S2485 and A3738, a companion bill, were the Legislature’s response to Governor Corzine’s call for a modification on the 2.5% developers fee in his January State of the State address. Starting out as far-reaching legislation, S2485 emerged from the Senate Budget and Appropriations Committee in February modified significantly and reduced in scope. When introduced by Senator Lesniak in January, S2485 proposed a moratorium on the collection of the 2.5% fee under the A500, Non-Residential Fee Act (“Fee Act”), for 18 months with lost revenue to be replaced by appropriation from an existing housing fund. The bill proposed to exempt projects that received site plan approval prior to July 17, 2008 and to refund to developers fees paid under the Fee Act. For a summary of S2485 as initially proposed, see “S2485 - Immediate Relief for Developers. Is New Jersey Finally Waking Up?”, In The Zone, January 2009.

The Committee Substitute was passed by the Senate on March 16 by a 36 to 0 vote. It will temporarily exempt the following non-residential development from the Fee Act:

 

  1. non-residential property which has received preliminary or final site plan approval prior to July 1, 2010;
  2. non-residential planned development for a general development plan or non-residential development for which a developer has entered into a developer’s agreement or for which a redeveloper has entered into a redeveloper’s agreement;
  3. a project referred pursuant to Section 31 of the Municipal Land Use Law by a governmental agency prior to July 11, 2010; and
  4. a non-residential property for which a site plan application has received approval prior to July 1, 2010.

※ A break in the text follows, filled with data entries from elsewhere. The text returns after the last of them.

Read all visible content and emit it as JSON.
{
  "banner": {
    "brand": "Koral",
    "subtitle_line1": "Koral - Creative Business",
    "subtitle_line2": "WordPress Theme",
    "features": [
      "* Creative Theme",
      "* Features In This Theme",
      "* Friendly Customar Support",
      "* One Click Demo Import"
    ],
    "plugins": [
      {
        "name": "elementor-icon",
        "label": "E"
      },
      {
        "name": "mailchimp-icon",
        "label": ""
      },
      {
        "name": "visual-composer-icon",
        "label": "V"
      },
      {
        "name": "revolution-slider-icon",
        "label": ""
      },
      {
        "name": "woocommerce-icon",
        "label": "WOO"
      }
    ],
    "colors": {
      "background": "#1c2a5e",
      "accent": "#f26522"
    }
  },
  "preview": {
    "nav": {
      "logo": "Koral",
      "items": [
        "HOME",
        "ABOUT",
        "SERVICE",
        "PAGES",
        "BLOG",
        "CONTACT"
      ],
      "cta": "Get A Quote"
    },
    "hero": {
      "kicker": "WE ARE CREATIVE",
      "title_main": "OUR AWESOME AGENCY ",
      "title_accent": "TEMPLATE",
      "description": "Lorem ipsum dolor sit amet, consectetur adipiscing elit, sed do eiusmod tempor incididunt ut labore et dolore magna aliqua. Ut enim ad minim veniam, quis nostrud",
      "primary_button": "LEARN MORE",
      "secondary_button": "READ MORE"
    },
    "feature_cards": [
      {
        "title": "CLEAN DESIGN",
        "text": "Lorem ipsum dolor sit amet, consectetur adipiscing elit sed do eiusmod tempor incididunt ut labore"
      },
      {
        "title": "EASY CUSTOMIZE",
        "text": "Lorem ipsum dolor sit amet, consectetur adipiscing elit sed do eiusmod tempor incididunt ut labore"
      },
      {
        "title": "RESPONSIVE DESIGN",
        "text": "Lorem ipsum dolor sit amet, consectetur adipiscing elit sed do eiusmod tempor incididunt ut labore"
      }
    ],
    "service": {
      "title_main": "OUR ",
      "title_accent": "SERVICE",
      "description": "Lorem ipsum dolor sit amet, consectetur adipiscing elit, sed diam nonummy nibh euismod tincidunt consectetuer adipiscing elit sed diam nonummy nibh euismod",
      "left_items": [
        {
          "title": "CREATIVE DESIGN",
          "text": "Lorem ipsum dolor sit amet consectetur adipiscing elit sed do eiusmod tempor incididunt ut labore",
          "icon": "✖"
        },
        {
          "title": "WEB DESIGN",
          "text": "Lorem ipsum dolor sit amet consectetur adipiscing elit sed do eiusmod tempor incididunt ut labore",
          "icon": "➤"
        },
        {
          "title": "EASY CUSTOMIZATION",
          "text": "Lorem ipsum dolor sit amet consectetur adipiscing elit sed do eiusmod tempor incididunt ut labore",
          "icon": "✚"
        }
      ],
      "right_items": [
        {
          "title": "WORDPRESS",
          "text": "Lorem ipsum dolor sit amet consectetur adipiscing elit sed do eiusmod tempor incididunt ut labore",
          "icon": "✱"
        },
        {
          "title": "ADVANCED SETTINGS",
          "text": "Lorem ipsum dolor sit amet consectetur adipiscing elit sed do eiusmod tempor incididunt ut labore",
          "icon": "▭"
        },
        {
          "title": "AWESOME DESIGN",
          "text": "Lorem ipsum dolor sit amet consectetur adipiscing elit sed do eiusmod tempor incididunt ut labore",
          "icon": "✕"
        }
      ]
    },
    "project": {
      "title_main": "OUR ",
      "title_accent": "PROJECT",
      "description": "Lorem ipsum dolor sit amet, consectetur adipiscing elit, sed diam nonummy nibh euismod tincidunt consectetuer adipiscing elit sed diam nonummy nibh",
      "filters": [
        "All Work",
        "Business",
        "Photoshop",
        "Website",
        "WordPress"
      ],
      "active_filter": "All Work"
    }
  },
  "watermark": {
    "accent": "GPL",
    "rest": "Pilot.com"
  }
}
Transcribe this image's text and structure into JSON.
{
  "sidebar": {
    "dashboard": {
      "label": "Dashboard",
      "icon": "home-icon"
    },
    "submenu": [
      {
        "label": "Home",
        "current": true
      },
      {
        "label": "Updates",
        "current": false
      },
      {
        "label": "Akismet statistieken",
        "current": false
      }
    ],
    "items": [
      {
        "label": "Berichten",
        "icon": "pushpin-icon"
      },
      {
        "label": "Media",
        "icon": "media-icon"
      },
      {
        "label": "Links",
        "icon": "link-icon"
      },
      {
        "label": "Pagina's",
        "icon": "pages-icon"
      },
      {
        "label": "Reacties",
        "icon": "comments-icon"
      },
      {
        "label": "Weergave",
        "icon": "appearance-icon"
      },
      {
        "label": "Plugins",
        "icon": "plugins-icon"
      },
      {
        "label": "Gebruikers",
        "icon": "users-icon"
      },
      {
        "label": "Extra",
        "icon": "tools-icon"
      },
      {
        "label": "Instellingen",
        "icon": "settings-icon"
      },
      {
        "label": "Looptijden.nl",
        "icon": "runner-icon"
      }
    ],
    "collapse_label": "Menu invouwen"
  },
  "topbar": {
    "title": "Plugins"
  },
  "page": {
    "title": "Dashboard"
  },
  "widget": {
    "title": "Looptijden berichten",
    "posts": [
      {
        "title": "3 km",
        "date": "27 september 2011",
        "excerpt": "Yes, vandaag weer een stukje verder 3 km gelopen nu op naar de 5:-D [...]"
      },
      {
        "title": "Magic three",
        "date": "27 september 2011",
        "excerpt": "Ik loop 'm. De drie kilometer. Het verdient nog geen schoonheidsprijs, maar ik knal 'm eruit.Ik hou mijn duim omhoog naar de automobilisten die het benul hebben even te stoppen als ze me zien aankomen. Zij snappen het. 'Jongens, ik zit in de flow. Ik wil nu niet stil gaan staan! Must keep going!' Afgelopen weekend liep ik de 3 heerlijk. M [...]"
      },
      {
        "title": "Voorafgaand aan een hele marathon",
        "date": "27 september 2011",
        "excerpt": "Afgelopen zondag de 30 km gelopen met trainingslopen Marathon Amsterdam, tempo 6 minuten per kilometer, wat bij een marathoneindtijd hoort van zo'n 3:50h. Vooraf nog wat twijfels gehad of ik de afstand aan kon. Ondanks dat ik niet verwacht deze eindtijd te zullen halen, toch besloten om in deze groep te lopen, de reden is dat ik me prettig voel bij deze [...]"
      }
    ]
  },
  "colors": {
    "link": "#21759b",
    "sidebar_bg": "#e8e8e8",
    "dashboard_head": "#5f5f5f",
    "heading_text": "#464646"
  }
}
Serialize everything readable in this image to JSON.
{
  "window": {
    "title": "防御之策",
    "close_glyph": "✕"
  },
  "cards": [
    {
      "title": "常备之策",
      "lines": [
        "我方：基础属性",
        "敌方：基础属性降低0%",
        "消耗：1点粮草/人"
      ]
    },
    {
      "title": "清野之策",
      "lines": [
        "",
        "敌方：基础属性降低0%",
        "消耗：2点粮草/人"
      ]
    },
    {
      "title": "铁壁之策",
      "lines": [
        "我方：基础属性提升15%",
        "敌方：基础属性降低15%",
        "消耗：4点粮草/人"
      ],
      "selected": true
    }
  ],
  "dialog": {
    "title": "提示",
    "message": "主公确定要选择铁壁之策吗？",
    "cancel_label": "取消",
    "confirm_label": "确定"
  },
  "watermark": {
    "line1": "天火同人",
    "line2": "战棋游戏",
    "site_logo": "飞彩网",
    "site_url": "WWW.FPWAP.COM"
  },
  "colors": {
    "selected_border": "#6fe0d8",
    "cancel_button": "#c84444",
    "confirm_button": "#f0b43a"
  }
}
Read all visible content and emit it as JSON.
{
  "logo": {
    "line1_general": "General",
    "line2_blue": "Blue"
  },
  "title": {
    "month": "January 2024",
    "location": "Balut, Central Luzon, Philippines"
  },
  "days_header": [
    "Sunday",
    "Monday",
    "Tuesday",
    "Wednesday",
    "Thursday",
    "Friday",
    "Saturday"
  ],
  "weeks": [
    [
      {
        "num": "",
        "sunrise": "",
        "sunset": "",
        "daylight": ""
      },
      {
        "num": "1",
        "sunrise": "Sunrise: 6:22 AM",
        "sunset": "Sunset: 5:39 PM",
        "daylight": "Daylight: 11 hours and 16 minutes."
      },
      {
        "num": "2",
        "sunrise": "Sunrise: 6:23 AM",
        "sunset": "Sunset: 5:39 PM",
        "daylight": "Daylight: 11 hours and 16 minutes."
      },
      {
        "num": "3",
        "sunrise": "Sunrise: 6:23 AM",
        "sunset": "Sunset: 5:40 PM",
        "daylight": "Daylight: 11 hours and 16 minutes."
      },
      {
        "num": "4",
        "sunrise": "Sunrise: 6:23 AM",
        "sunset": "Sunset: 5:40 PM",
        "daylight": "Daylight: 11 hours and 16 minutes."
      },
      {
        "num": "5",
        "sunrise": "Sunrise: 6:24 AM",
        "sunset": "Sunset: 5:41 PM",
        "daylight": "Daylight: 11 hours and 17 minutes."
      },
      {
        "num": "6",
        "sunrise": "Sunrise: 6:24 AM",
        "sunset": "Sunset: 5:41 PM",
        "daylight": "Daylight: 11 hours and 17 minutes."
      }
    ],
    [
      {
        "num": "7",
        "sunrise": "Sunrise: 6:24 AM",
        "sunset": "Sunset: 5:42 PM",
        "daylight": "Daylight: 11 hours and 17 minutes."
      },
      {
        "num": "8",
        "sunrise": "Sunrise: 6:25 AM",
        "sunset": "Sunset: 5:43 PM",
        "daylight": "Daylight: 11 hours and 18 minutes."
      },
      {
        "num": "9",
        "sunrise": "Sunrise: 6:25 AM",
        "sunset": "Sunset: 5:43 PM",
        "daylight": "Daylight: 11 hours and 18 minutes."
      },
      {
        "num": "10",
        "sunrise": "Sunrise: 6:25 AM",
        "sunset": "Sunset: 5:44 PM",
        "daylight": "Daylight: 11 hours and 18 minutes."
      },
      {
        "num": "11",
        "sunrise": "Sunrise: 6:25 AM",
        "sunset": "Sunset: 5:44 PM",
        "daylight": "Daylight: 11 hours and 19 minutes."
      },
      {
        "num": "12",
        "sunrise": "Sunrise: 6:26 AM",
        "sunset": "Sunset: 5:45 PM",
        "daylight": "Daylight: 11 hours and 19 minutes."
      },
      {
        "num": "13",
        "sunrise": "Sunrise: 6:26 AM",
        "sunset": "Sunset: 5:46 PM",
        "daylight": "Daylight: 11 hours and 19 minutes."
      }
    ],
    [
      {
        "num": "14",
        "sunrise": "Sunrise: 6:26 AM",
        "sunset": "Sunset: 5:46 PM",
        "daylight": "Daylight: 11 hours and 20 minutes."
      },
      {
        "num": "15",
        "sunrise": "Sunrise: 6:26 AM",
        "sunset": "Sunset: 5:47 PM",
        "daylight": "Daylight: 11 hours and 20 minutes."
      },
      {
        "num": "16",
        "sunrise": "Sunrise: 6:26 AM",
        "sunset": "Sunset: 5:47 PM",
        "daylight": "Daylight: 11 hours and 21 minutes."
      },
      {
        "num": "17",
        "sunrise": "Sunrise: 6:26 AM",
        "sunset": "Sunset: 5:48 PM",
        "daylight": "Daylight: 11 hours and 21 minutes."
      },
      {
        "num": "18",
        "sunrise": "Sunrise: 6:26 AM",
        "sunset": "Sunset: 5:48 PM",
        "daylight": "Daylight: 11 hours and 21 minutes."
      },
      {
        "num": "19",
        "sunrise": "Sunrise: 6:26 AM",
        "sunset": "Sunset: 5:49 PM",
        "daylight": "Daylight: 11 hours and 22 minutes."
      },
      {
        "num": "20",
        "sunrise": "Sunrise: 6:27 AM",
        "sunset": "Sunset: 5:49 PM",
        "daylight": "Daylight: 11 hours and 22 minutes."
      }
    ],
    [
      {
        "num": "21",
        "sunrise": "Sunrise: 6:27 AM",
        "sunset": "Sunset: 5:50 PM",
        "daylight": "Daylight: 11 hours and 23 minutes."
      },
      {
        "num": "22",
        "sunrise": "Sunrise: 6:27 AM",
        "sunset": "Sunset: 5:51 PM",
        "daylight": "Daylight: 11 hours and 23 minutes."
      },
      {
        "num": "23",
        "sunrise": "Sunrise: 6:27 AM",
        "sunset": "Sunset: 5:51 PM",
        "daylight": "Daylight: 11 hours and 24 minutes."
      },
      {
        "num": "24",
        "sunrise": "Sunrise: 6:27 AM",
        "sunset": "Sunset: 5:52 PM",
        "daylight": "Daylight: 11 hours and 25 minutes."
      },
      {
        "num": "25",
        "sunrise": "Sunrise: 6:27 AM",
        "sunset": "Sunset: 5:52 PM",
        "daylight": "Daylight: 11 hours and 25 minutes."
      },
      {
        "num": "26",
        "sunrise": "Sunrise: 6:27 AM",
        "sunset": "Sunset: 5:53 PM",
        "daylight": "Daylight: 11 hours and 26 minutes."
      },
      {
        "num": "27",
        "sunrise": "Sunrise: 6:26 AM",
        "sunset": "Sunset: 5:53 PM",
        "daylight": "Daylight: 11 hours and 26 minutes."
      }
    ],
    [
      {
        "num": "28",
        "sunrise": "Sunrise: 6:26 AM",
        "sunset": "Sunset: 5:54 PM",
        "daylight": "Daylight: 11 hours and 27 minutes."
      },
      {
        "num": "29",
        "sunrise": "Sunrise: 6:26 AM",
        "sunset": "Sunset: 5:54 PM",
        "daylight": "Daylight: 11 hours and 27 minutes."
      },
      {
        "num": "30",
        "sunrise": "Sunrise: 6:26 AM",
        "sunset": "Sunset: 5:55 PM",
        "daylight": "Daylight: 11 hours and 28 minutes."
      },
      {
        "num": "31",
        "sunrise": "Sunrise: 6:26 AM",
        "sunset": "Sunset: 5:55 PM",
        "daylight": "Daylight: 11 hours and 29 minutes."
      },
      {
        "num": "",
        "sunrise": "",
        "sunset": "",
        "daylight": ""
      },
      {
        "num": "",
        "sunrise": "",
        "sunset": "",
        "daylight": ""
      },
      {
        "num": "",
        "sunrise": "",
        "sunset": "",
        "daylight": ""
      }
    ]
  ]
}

The Committee Substitute clarifies that its provisions are applicable only to developments for which a Fee Act fee was or could be imposed. A developer, however, must apply for a refund within 120 days of its effective date. A refund must be issued by a municipality within 30 days of the filing of the application.

This legislation seeks to buffer the impact to municipalities that have been in compliance with affordable housing laws and COAH regulations. A municipality’s fair share will not be increased when the 2.5% fee is not collected; further, there will be no increase of the fair share attributable to a particular development if the 2.5% fee was not imposed or there are insufficient funds available to a municipality. Finally, the Commissioner shall “target the award of any grant or loan” to a municipality that has lost funding by virtue of this legislation. Municipalities that committed affordable housing funds but were required to make refunds shall be reimbursed from the affordable housing fund.

 

Stripped from the Committee Substitute are some of the original bill’s more far-reaching provisions. For example, the initial version directed the State Housing Commission to review the Fee Act program to determine whether it was effective and to make recommendations about the modification or repeal of A500. Its policy statement challenged the existing regulatory scheme by declaring that, instead of fostering opportunities for “an appropriate variety” and choice of housing, the Fee Act actually impeded the development of both non-residential projects and affordable housing. The Committee Substitute speaks to a similar concern but declares that there will only be a temporary delay in the collection of the 2.5% fee.

 

The Legislature is currently in its budget recess but passage in some form is still anticipated.